Page (3 of 4) Quotes:   1    2    3    4  
How we cite the quotes:
Citations follow this format: (Chapter.Paragraph)
Quote 7

"[…] on one end a large shining map, marked with all the colours of a rainbow. There was a vast amount of red - good to see at any time, because one knows that some real work is done in there, a deuce of a lot of blue, a little green, smears of orange, and, on the East Coast, a purple patch, to show where the jolly pioneers of progress drink the jolly lager-beer. However, I wasn't going into any of these. I was going into the yellow. Dead in the centre. And the river was there – fascinating – deadly – like a snake." (1.23)

Marlow considers all the colors on the map a sign of the Company’s real devotion to progress. That each of the colors represents a different country’s territory contrasts sharply with the blank space Marlow saw as a young boy. This means Africa has been explored a great deal since Marlow’s first fascination with it. However, he is beckoned forward by the sight of the snake-like Congo River.

Quote 8

"Watching a coast as it slips by the ship is like thinking about an enigma. There it is before you - smiling, frowning, inviting, grand, mean, insipid, or savage, and always mute with an air of whispering, 'Come and find out.'" (1.30)

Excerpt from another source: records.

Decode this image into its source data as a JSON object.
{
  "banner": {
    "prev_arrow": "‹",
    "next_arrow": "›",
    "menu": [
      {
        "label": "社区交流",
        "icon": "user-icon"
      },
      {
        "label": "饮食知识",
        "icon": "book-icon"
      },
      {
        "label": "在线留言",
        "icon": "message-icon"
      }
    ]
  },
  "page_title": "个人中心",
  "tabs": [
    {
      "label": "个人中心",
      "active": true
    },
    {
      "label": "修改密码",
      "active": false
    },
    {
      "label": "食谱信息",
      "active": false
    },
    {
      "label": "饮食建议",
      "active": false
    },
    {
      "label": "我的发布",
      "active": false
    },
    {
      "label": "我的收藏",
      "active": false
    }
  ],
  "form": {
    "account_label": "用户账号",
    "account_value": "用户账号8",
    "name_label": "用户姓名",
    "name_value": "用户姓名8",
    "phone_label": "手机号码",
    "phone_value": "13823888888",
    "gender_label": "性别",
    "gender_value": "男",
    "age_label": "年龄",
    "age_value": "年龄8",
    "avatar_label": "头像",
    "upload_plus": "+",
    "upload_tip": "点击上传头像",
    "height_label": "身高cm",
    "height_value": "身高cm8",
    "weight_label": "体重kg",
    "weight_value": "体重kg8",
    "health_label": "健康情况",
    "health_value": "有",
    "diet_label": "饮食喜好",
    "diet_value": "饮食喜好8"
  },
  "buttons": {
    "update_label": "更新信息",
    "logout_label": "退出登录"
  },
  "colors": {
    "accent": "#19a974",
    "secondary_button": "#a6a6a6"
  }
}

Marlow is drawn in by the "enigma" of the coast. His desire to explore is so intense that he imagines the coasts whispering for him to "come and find out."

Quote 9

"One day he [the accountant] remarked, without lifting his head, 'In the interior you will no doubt meet Mr. Kurtz.' On my asking who Mr. Kurtz was, he said he was a first-class agent; and seeing my disappointment at this information, he added slowly, laying down his pen, 'He is a very remarkable person.' Further questions elicited from him that Mr. Kurtz was at present in charge of a trading-post, a very important one, in the true ivory-country, at 'the very bottom of there. Sends in as much ivory as all the others put together […].'" (1.46)

Curiosity impels Marlow to ask further questions of the accountant about Kurtz. Though Marlow does not seem particularly interested at first, the seed has been planted. He grows far more inquisitive about Kurtz later.